Dziekan świątyni David Hoyle powiedział: – W smutku, ale także w głębokim dziękczynieniu, przybywamy do tego Domu Bożego, do miejsca modlitwy, do kościoła, w którym pamięć i nadzieja są świętymi obowiązkami. Tutaj, gdzie królowa Elżbieta została poślubiona i ukoronowana, gromadzimy się z całego kraju, ze Wspólnoty Narodów i z narodów świata, aby opłakiwać naszą stratę, wspominać długie życie (królowej) w bezinteresownej służbie i z ufnością powierzyć ją miłosierdziu Boga, naszego Stwórcy i Odkupiciela.
Pierwsze czytanie – fragment 1 Listu do Koryntian, zaczynający się od słów: „Tymczasem jednak Chrystus zmartwychwstał jako pierwszy spośród tych, co pomarli. Ponieważ bowiem przez człowieka (przyszła) śmierć, przez człowieka też (dokona się) zmartwychwstanie” – wygłosiła sekretarz generalna Wspólnoty Narodów Patricia Scotland. Drugie czytanie – fragment Ewangelii według św. Jana zaczynający się od słów: „Niech się nie trwoży serce wasze. Wierzycie w Boga? I we Mnie wierzcie! W domu Ojca mego jest mieszkań wiele. Gdyby tak nie było, to bym wam powiedział. Idę przecież przygotować wam miejsce” – przypadło w udziale premier Wielkiej Brytanii Liz Truss.
Pogrzeb zakończył się hymnem narodowym Wielkiej Brytanii („God Save the King”) oraz lamentem królowej w wykonaniu pipera (osoba grająca na dudach).
W drodze do Wellington Arch w Londynie na czele konduktu znajdował się konny oddział londyńskiej policji metropolitalnej, następnie oddział Królewskiej Kanadyjskiej Policji Konnej, Gurkhowie, przedstawiciele sił zbrojnych Australii, Nowej Zelandii i Kanady, a także oddziały brytyjskich sił zbrojnych, zarówno regularnych oddziałów armii, marynarki i sił powietrznych, jak i oddziałów reprezentacyjnych.

U boku męża

Bezpośrednio za lawetą z trumną szło dziesięcioro członków rodziny królewskiej, w takiej samej kolejności jak do Opactwa Westminsterskiego: czworo dzieci Elżbiety II – król Karol III, księżniczka Anna, książę Andrzej i książę Edward, następnie dwaj synowie Karola III – książę William i książę Harry, syn księżniczki Anny Peter Phillips, jej mąż wiceadmirał Timothy Laurence, książę Gloucesteru Ryszard i syn młodszej siostry Elżbiety II, nieżyjącej już księżniczki Małgorzaty – David Armstrong-Jones.

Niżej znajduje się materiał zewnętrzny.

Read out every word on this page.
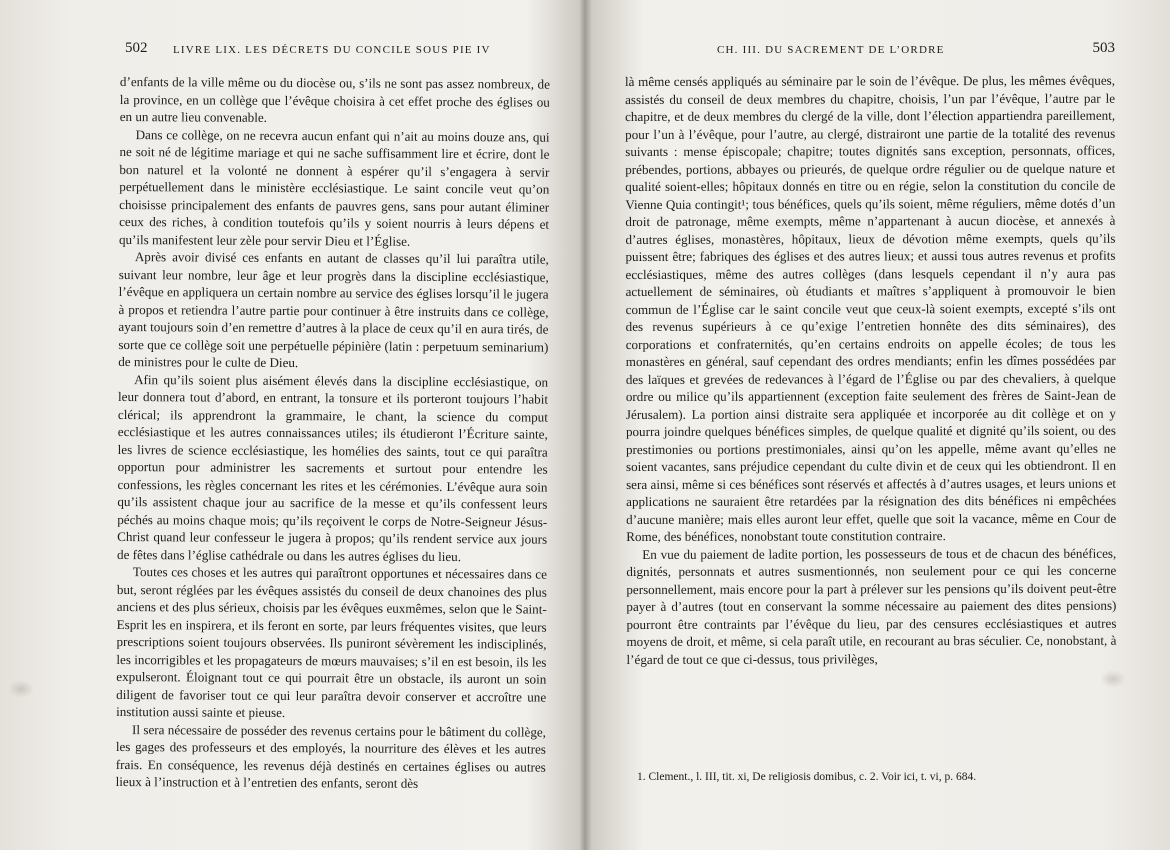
502 LIVRE LIX. LES DÉCRETS DU CONCILE SOUS PIE IV

d’enfants de la ville même ou du diocèse ou, s’ils ne sont pas assez nombreux, de la province, en un collège que l’évêque choisira à cet effet proche des églises ou en un autre lieu convenable.

Dans ce collège, on ne recevra aucun enfant qui n’ait au moins douze ans, qui ne soit né de légitime mariage et qui ne sache suffisamment lire et écrire, dont le bon naturel et la volonté ne donnent à espérer qu’il s’engagera à servir perpétuellement dans le ministère ecclésiastique. Le saint concile veut qu’on choisisse principalement des enfants de pauvres gens, sans pour autant éliminer ceux des riches, à condition toutefois qu’ils y soient nourris à leurs dépens et qu’ils manifestent leur zèle pour servir Dieu et l’Église.

Après avoir divisé ces enfants en autant de classes qu’il lui paraîtra utile, suivant leur nombre, leur âge et leur progrès dans la discipline ecclésiastique, l’évêque en appliquera un certain nombre au service des églises lorsqu’il le jugera à propos et retiendra l’autre partie pour continuer à être instruits dans ce collège, ayant toujours soin d’en remettre d’autres à la place de ceux qu’il en aura tirés, de sorte que ce collège soit une perpétuelle pépinière (latin : perpetuum seminarium) de ministres pour le culte de Dieu.

Afin qu’ils soient plus aisément élevés dans la discipline ecclésiastique, on leur donnera tout d’abord, en entrant, la tonsure et ils porteront toujours l’habit clérical; ils apprendront la grammaire, le chant, la science du comput ecclésiastique et les autres connaissances utiles; ils étudieront l’Écriture sainte, les livres de science ecclésiastique, les homélies des saints, tout ce qui paraîtra opportun pour administrer les sacrements et surtout pour entendre les confessions, les règles concernant les rites et les cérémonies. L’évêque aura soin qu’ils assistent chaque jour au sacrifice de la messe et qu’ils confessent leurs péchés au moins chaque mois; qu’ils reçoivent le corps de Notre-Seigneur Jésus-Christ quand leur confesseur le jugera à propos; qu’ils rendent service aux jours de fêtes dans l’église cathédrale ou dans les autres églises du lieu.

Toutes ces choses et les autres qui paraîtront opportunes et nécessaires dans ce but, seront réglées par les évêques assistés du conseil de deux chanoines des plus anciens et des plus sérieux, choisis par les évêques euxmêmes, selon que le Saint-Esprit les en inspirera, et ils feront en sorte, par leurs fréquentes visites, que leurs prescriptions soient toujours observées. Ils puniront sévèrement les indisciplinés, les incorrigibles et les propagateurs de mœurs mauvaises; s’il en est besoin, ils les expulseront. Éloignant tout ce qui pourrait être un obstacle, ils auront un soin diligent de favoriser tout ce qui leur paraîtra devoir conserver et accroître une institution aussi sainte et pieuse.

Il sera nécessaire de posséder des revenus certains pour le bâtiment du collège, les gages des professeurs et des employés, la nourriture des élèves et les autres frais. En conséquence, les revenus déjà destinés en certaines églises ou autres lieux à l’instruction et à l’entretien des enfants, seront dès

CH. III. DU SACREMENT DE L’ORDRE	503

là même censés appliqués au séminaire par le soin de l’évêque. De plus, les mêmes évêques, assistés du conseil de deux membres du chapitre, choisis, l’un par l’évêque, l’autre par le chapitre, et de deux membres du clergé de la ville, dont l’élection appartiendra pareillement, pour l’un à l’évêque, pour l’autre, au clergé, distrairont une partie de la totalité des revenus suivants : mense épiscopale; chapitre; toutes dignités sans exception, personnats, offices, prébendes, portions, abbayes ou prieurés, de quelque ordre régulier ou de quelque nature et qualité soient-elles; hôpitaux donnés en titre ou en régie, selon la constitution du concile de Vienne Quia contingit¹; tous bénéfices, quels qu’ils soient, même réguliers, même dotés d’un droit de patronage, même exempts, même n’appartenant à aucun diocèse, et annexés à d’autres églises, monastères, hôpitaux, lieux de dévotion même exempts, quels qu’ils puissent être; fabriques des églises et des autres lieux; et aussi tous autres revenus et profits ecclésiastiques, même des autres collèges (dans lesquels cependant il n’y aura pas actuellement de séminaires, où étudiants et maîtres s’appliquent à promouvoir le bien commun de l’Église car le saint concile veut que ceux-là soient exempts, excepté s’ils ont des revenus supérieurs à ce qu’exige l’entretien honnête des dits séminaires), des corporations et confraternités, qu’en certains endroits on appelle écoles; de tous les monastères en général, sauf cependant des ordres mendiants; enfin les dîmes possédées par des laïques et grevées de redevances à l’égard de l’Église ou par des chevaliers, à quelque ordre ou milice qu’ils appartiennent (exception faite seulement des frères de Saint-Jean de Jérusalem). La portion ainsi distraite sera appliquée et incorporée au dit collège et on y pourra joindre quelques bénéfices simples, de quelque qualité et dignité qu’ils soient, ou des prestimonies ou portions prestimoniales, ainsi qu’on les appelle, même avant qu’elles ne soient vacantes, sans préjudice cependant du culte divin et de ceux qui les obtiendront. Il en sera ainsi, même si ces bénéfices sont réservés et affectés à d’autres usages, et leurs unions et applications ne sauraient être retardées par la résignation des dits bénéfices ni empêchées d’aucune manière; mais elles auront leur effet, quelle que soit la vacance, même en Cour de Rome, des bénéfices, nonobstant toute constitution contraire.

En vue du paiement de ladite portion, les possesseurs de tous et de chacun des bénéfices, dignités, personnats et autres susmentionnés, non seulement pour ce qui les concerne personnellement, mais encore pour la part à prélever sur les pensions qu’ils doivent peut-être payer à d’autres (tout en conservant la somme nécessaire au paiement des dites pensions) pourront être contraints par l’évêque du lieu, par des censures ecclésiastiques et autres moyens de droit, et même, si cela paraît utile, en recourant au bras séculier. Ce, nonobstant, à l’égard de tout ce que ci-dessus, tous privilèges,

1. Clement., l. III, tit. xi, De religiosis domibus, c. 2. Voir ici, t. vi, p. 684.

Tuż za nimi trzema samochodami jechali: królowa-małżonka Camilla i żona księcia Williama Kate; żona księcia Harry'ego Meghan i żona księcia Edwarda Zofia oraz córki księcia Andrzeja, Beatrycze i Eugenia z mężami. Kondukt zamykali przedstawiciele różnych służb: straży pożarnej, pogotowia ratunkowego, straży przybrzeżnej czy więziennictwa.

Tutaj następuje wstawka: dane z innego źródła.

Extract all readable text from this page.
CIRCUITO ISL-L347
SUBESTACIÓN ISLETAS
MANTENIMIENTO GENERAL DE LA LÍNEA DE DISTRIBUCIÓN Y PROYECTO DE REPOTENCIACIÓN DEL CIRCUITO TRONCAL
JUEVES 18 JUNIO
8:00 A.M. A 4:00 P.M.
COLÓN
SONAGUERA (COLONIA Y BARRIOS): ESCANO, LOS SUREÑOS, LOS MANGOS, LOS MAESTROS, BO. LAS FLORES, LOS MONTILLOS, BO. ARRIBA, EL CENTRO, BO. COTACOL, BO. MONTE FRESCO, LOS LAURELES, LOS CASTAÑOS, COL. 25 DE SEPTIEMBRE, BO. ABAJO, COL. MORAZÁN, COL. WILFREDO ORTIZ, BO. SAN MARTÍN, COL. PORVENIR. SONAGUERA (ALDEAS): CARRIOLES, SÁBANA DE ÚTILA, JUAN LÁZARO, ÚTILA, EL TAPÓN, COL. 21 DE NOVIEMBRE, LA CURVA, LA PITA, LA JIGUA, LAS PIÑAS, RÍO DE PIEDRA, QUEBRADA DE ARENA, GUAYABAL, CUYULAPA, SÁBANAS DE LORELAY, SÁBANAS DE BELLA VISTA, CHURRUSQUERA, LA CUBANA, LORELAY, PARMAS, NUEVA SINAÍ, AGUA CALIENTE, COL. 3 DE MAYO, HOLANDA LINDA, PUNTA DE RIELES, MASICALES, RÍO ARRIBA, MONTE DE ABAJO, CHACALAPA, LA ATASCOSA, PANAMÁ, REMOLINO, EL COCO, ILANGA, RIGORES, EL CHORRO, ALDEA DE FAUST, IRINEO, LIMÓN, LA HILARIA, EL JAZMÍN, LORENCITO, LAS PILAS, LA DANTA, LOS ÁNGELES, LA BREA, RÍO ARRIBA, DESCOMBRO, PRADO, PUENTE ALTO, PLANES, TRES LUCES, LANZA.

Następnie trumna dotarła do Wellington Arch w Londynie, gdzie została załadowana do karawanu. Stąd rodzina królewska wyruszyła do zamku Windsor, który znajduje się ok. 35 km na zachód od pałacu Buckingham. Dwie godziny później karawan dotarł do Windsoru, gdzie dołączył do procesji zmierzającej w górę Albert Road.
O godz. 17 w kaplicy św. Jerzego rozpoczęło się nabożeństwo żałobne, prowadzone przez dziekana Windsoru i zakończone błogosławieństwem arcybiskupa Canterbury.

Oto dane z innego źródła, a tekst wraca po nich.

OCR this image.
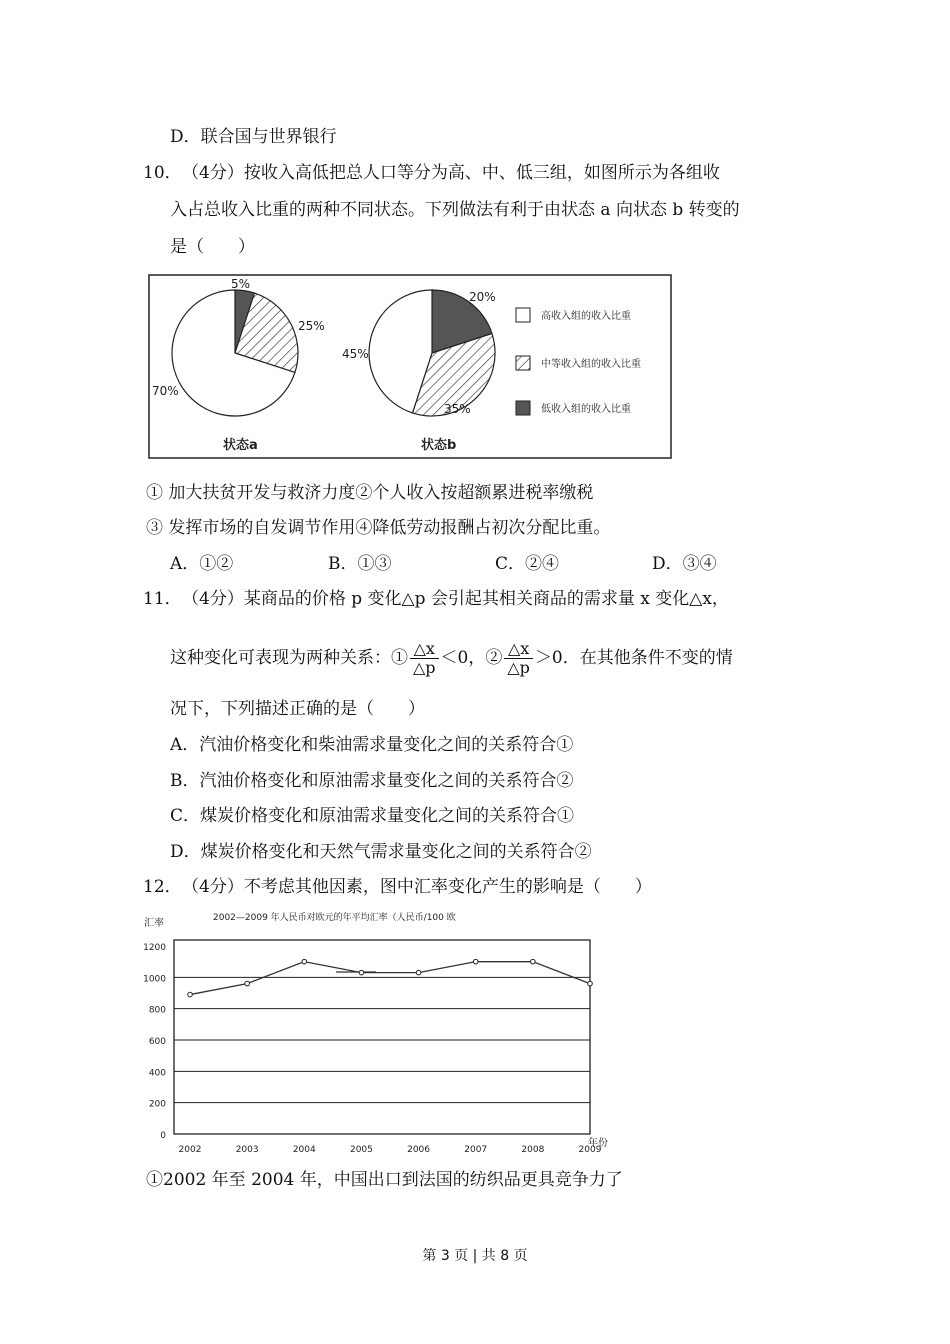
D．联合国与世界银行
10． （4分）按收入高低把总人口等分为高、中、低三组，如图所示为各组收
入占总收入比重的两种不同状态。下列做法有利于由状态 a 向状态 b 转变的
是（　　）
5%
25%
70%
20%
35%
45%
状态a	状态b
高收入组的收入比重
中等收入组的收入比重
低收入组的收入比重
① 加大扶贫开发与救济力度②个人收入按超额累进税率缴税
③ 发挥市场的自发调节作用④降低劳动报酬占初次分配比重。
A．①②	B．①③	C．②④	D．③④
11． （4分）某商品的价格 p 变化△p 会引起其相关商品的需求量 x 变化△x，
这种变化可表现为两种关系：① $\frac{\triangle x}{\triangle p} <0$，② $\frac{\triangle x}{\triangle p} >0$．在其他条件不变的情
况下，下列描述正确的是（　　）
A．汽油价格变化和柴油需求量变化之间的关系符合①
B．汽油价格变化和原油需求量变化之间的关系符合②
C．煤炭价格变化和原油需求量变化之间的关系符合①
D．煤炭价格变化和天然气需求量变化之间的关系符合②
12． （4分）不考虑其他因素，图中汇率变化产生的影响是（　　）
2002—2009 年人民币对欧元的年平均汇率（人民币/100 欧
汇率
1200
1000
800
600
400
200
0
2002	2003	2004	2005	2006	2007	2008	2009
年份
①2002 年至 2004 年，中国出口到法国的纺织品更具竞争力了
第 3 页 | 共 8 页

Tuz przed 21 ciało królowej Elżbiety II zostało złożone na spoczynek podczas prywatnej ceremonii w King George VI Memorial Chapel na zamku Windsor. Królowa została pochowana razem ze swoim zmarłym mężem, księciem Filipem.
Królowa Elżbieta II zmarła 8 września w wieku 96 lat, trzy miesiące po obchodach Platynowego Jubileuszu, czyli 70. rocznicy panowania. Była najdłużej panującym brytyjskim monarchą w historii.